We observed increased collagen type II and GAG deposition in the ECM of BM MSC–seeded Chondro-Gide cultures compared with AT MSC–seeded Chondro-Gide cultures. This indicates that BM may be a better source of MSCs for cartilage repair than AT. However, a potential weakness of this study was that the AT MSCs were derived from infrapatellar fat pad, which, although of use as an intraoperative cell source in the treatment of cartilage defects may be an inferior donor tissue, because cells from the damaged or diseased articular environment can possess pro-inflammatory characteristics.[43] Ideally, AT MSCs from peripheral fat sources and BM obtained from the same donor should have been compared to better establish the potential of these cells for chondrogenesis in autologous cell therapy for cartilage repair. In addition, TGF-β1 was used as an inducer for chondrogenic differentiation of MSCs from both cell sources, which may not be ideal for inducing chondrogenic differentiation in AT MSCs. For example, some studies have previously reported that TGF-β1 is not as efficient at inducing chondrogenic differentiation of AT MSCs as bone morphogenetic protein 6.[44,45] Moreover, the faster degradation rate of Alpha Chondro Shield makes it difficult to undertake long-term cultures in order to compare chondrogenic differentiation of BM MSCs and AT MSCs. Future in vitro studies to examine chondrogenesis with this scaffold should focus on improving culture conditions for longer term analysis, as well as using advanced and effective cell-seeding procedures.

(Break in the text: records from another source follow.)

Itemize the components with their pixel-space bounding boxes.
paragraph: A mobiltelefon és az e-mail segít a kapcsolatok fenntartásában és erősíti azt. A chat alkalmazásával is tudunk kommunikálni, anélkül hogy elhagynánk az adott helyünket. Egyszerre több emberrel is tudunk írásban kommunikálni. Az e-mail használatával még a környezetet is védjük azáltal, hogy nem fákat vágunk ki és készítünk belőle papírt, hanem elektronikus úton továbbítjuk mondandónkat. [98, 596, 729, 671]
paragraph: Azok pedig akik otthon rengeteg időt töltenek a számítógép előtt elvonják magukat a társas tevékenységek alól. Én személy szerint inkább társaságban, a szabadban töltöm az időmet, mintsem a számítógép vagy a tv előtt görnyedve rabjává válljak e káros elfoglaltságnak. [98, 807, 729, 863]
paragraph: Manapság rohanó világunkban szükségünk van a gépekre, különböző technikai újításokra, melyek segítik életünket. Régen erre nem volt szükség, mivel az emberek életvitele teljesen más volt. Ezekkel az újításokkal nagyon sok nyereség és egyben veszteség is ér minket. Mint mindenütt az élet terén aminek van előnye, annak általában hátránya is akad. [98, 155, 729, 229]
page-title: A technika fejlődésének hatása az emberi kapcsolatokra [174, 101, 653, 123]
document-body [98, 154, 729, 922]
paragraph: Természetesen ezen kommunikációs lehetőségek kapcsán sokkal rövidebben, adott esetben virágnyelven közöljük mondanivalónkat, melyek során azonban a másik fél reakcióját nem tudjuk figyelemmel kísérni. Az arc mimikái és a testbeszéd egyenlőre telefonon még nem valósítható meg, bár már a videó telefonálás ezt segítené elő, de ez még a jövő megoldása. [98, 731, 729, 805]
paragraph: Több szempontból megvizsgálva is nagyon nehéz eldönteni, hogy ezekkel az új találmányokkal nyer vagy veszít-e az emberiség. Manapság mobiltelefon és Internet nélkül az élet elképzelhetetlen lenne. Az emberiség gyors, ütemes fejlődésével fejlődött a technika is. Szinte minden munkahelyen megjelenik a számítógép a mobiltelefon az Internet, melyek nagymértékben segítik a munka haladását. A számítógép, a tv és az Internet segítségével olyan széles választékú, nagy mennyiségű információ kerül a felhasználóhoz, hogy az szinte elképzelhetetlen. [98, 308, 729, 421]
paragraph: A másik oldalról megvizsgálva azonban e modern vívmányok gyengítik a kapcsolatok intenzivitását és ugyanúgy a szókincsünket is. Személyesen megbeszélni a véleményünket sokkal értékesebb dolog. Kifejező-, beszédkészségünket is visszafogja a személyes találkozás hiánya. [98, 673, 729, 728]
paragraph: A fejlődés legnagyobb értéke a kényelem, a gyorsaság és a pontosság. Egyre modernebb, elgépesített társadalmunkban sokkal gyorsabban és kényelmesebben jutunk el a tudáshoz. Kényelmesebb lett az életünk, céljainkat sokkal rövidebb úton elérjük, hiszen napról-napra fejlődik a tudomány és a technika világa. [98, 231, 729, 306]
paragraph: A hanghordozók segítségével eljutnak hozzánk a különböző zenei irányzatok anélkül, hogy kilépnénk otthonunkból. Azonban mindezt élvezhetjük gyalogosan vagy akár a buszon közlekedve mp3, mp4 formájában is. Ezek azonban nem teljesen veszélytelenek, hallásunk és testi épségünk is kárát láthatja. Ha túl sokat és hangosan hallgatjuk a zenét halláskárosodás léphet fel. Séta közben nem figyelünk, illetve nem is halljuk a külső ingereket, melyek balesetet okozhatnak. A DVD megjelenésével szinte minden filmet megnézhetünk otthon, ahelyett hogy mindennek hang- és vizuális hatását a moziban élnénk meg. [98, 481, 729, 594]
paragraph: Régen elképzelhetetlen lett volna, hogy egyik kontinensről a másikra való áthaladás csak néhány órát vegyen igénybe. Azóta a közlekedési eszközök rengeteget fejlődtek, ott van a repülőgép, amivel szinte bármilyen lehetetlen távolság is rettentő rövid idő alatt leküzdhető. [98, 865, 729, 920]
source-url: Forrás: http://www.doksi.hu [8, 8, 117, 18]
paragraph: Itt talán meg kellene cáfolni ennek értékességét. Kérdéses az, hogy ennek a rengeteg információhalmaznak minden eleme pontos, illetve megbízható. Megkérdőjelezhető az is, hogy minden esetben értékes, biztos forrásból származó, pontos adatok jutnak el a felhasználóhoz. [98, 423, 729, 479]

In conclusion, this study has demonstrated that BM MSCs and AT MSCs undergo chondrogenic differentiation in vitro in cell scaffolds that have been used clinically for cartilage repair. On the basis of cell growth and ECM deposition, the use of BM MSCs with Chondro-Gide is favored. However, further study is required to test the potential of these different cell types and scaffolds for cartilage repair in vivo.